Related Work & Insights¶
- vs. Mantis-Instruct / LLaVA-NeXT-Interleave: These datasets treat multiple images as unordered collections and lack systematic temporal structure.
- vs. MuirBench / LEGO-Puzzles: These works provide evaluation benchmarks only; TPRU additionally supplies training data to close the gap.

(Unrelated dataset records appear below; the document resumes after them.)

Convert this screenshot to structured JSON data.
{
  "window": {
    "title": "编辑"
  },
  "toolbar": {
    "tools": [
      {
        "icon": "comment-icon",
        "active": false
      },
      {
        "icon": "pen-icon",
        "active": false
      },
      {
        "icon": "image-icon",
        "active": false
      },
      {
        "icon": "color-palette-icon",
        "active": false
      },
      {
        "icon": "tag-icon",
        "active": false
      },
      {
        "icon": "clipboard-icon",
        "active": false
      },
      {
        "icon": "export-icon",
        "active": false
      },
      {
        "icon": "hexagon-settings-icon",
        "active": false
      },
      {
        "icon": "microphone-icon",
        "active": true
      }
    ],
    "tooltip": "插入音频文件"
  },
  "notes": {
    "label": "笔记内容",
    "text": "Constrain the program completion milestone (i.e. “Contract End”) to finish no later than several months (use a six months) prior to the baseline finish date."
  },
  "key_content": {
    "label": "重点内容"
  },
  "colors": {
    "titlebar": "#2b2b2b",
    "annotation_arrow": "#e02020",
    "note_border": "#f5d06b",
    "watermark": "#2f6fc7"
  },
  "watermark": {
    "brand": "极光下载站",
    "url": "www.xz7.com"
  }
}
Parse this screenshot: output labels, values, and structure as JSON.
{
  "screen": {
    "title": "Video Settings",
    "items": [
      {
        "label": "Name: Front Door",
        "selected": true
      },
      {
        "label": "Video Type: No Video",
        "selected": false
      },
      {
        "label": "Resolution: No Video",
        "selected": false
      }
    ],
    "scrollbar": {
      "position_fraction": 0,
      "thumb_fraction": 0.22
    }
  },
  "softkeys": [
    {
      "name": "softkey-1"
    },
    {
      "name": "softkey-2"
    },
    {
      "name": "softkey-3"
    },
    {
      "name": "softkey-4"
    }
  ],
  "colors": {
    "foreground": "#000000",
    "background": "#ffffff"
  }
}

- vs. Jigsaw-R1 / MiCo: These use procedurally generated puzzles to train spatial reasoning; TPRU employs real-world scenarios to train temporal reasoning.
Rating¶
- Novelty: ⭐⭐⭐⭐ — The dataset design and three-task framework are innovative; the combination of RL with temporal reasoning is valuable.
- Experimental Thoroughness: ⭐⭐⭐⭐⭐ — Multiple benchmarks (TPRU / MuirBench / LEGO), multiple model scales, and comprehensive method comparisons.
- Writing Quality: ⭐⭐⭐⭐ — Motivation is clear and the pipeline figure is well-designed, though the dataset description is somewhat verbose.
- Value: ⭐⭐⭐⭐⭐ — Directly valuable for embodied AI and deployable MLLMs; dataset and code are open-sourced.